Pendant les dix-huit mois qu’il avait passés au ministère des affaires étrangères en qualité de secrétaire-général, et avec fort peu d’occupations, M. Miot avait employé ses loisirs à compulser les archives de ce département pour y étudier la science et l’histoire de la diplomatie. Devenu ministre sous le titre de commissaire, il se hâta de tirer parti des notions qu’il avait acquises pour rétablir l’ordre dans le service et pour y apporter des améliorations de détail. Les relations extérieures avaient, comme je l’ai dit, repris quelque activité. Déjà la Toscane, la Prusse, la Hollande, l’Espagne, se rapprochant de la France, signaient avec elle des traités de paix, et, comme le Danemark, la Suède, la Suisse, les États-Unis, qui ne nous avaient jamais fait la guerre, accréditaient des envoyés à Paris; mais les grandes négociations qui aboutissaient à ces résultats ne passaient point par le ministère même : le comité de salut public se les était réservées. La position de M. Miot était donc loin d’avoir l’importance de celle d’un ministre ordinaire : il désira l’échanger contre un poste d’envoyé au dehors. On lui offrit le choix entre la légation des États-Unis et celle de Toscane : il préféra la Toscane.

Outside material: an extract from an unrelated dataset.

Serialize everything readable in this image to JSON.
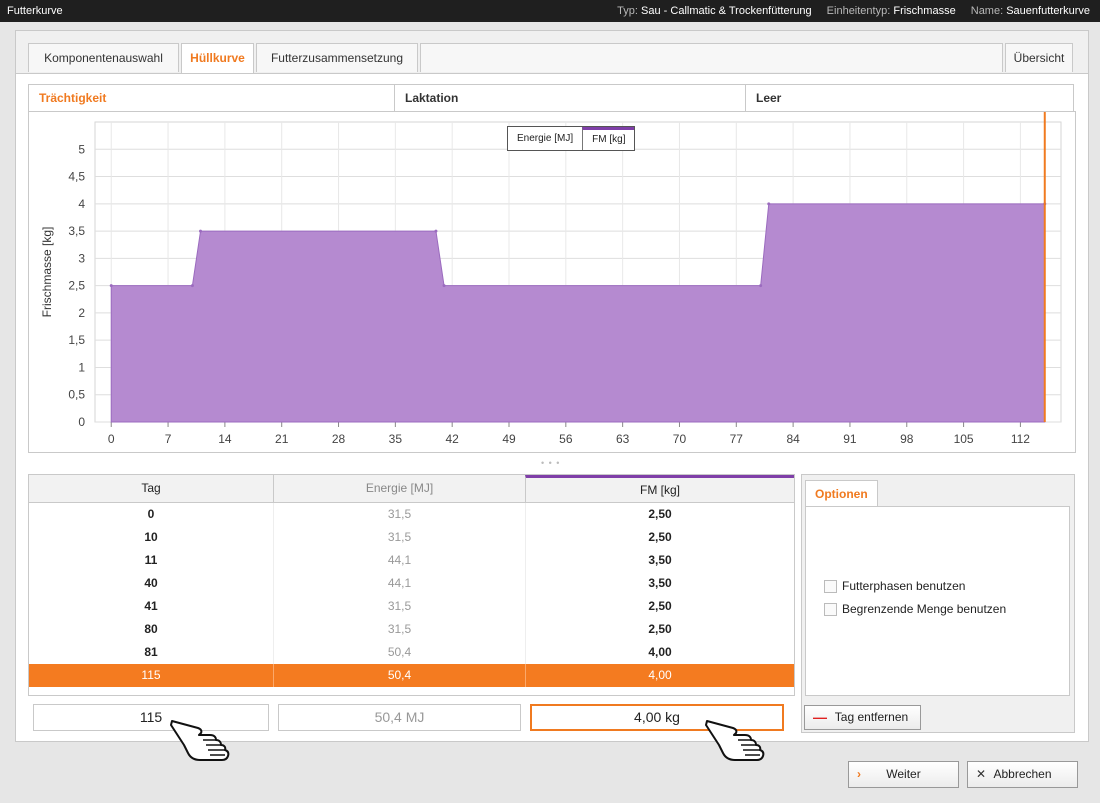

Ce n’était pas alors une situation agréable et facile que celle des diplomates français qui commençaient à reparaître dans les cours étrangères. Malgré le 9 thermidor, on ne pouvait se persuader que les envoyés de cette convention, dont le nom n’était prononcé dans le monde entier qu’avec un sentiment d’horreur et d’effroi, pussent être des hommes civilisés. « Les bruits les plus étranges, dit M. Miot, m’avaient précédé à Florence. On s’attendait à voir une espèce de sauvage vêtu d’une manière extraordinaire, ne se servant que du plus grossier langage, n’ayant aucune idée des convenances sociales et disposé à les heurter avec scandale. » M. Miot parvint aisément à dissiper ces premières impressions, à se faire même accepter personnellement jusqu’à un certain point; mais il lui fut bien autrement difficile de faire accepter le gouvernement qu’il représentait, et dont la seule existence était une menace pour tous les pouvoirs monarchiques. Le cabinet de Florence, de tous les cabinets le plus modéré et le plus timide, le plus porté à ménager la France, parce qu’il était un des plus exposés à ses coups, mais forcé aussi de ménager l’Angleterre, et uni à l’Autriche par d’étroits liens, excité d’ailleurs par les émigrés qui s’étaient rassemblés en grand nombre sur son territoire, et entraîné en mainte occasion par les passions de ses propres agens, donnait trop souvent au gouvernement français des motifs de plaintes légitimes. Il y était encouragé par le peu de succès que nos armes, victorieuses partout ailleurs, avaient obtenu jusqu’alors du côté des Alpes. Les choses ne tardèrent pas à changer de face.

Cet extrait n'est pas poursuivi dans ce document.